Difficile pourtant de croire à la variété du public, quand un rapide coup d’œil en début de spectacle permet d’établir une moyenne d’âge supérieure à 40 ans.
Une explosion de couleurs acidulées
Les deux sœurs arrivent dans une explosion de robe de couleurs vives, rouge, jaune pétaradant, et tranchent sur la tradition selon laquelle les solistes sont vêtus de noir et blanc. Casser les codes visuels est un premier pas qui est confirmé par le ton jeune et dynamique employé en annonce du concert – « Vous êtes là Nice ? On vous entend pas ! ». Interpellation familière digne des meilleures punchlines d’artistes de variété ! Mais qui semble pour le moins décalée dans une salle philharmonique de 2000 personnes détaillant 50 nuances de population niçoise, dont 60% avait déjà plus de 30 ans en 2018 (INSEE).
Un cocktail musical
Le duo propose un cheminement entre les genres depuis le classique jusqu’à la musique actuelle, en partant du baroque pour arriver à leurs compositions plus personnelles. De Vivaldi dit le « prête roux », l’aînée Camille l’évoque par sa chevelure flamboyante et son sens de la démonstration. Performance qui faisait mouche il y a six ans quand les deux sœurs ont fait irruption sur la scène musicale, mais un poil réchauffée ce soir – il y a de la technicité, mais pas de vie, l’interprétation est fade. La partie classique (Karl Jenkins, Vivaldi, Mozart, Bach) est peu convaincante et manque de personnalité musicale.

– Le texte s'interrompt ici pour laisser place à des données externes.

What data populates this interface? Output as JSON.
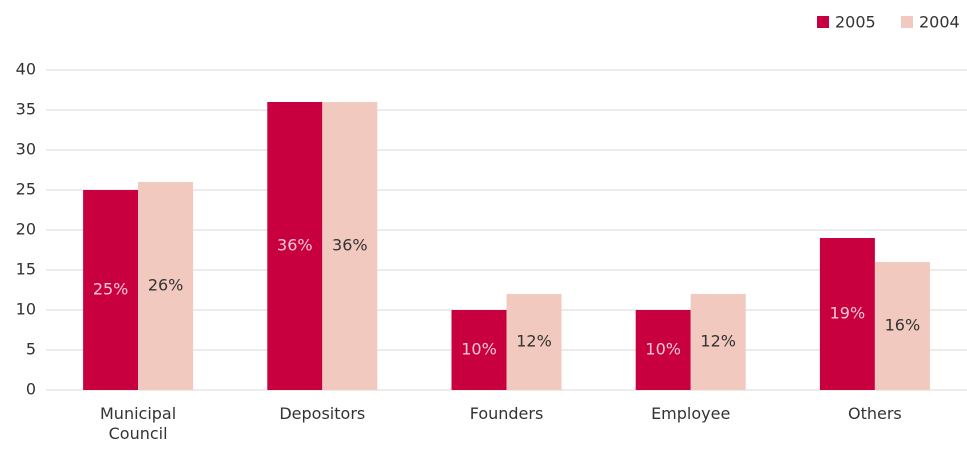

En revanche, la mise en scène est au rendez-vous. Les déplacements, autant que la mise en lumière et la scénographie sont le résultat d’un travail méticuleux. L’énergie des deux solistes est remarquable, d’autant plus qu’elle est mise au service d’une cause louable : rendre la musique classique pétillante.
Le risque du jazz
Le groupe passe aussi sur des thèmes traditionnels de jazz. Mais ici aussi, la vitalité est absente, malgré les chorégraphies élaborées. Il manque le souffle du jazz, c’est-à-dire la capacité à improviser, absente dans la retranscription très réussie, et quasiment note pour note du solo de Stéphane Grapelli dans Minor Swing. Les deux artistes invitent la rigidité de l’apprentissage classique dans un répertoire par essence défini par son improvisation anticonformiste et son éloignement des règles de conservatoire. Contraste d’autant plus remarquable lors des passages solo au piano et au clavier réalisés par d’authentiques musiciens de jazz, en improvisation.
Un doux mélange de séquences formatées
Le programme s’oriente, après un 3e changement de costume, vers les compositions personnelles des deux musiciennes, de reprise de musique klezmer (Czardas, en bis), de tango, avec un très bel hommage à Piazolla sur son tube Libertango. Tout ceci réuni sous le titre Nos 4 saisons.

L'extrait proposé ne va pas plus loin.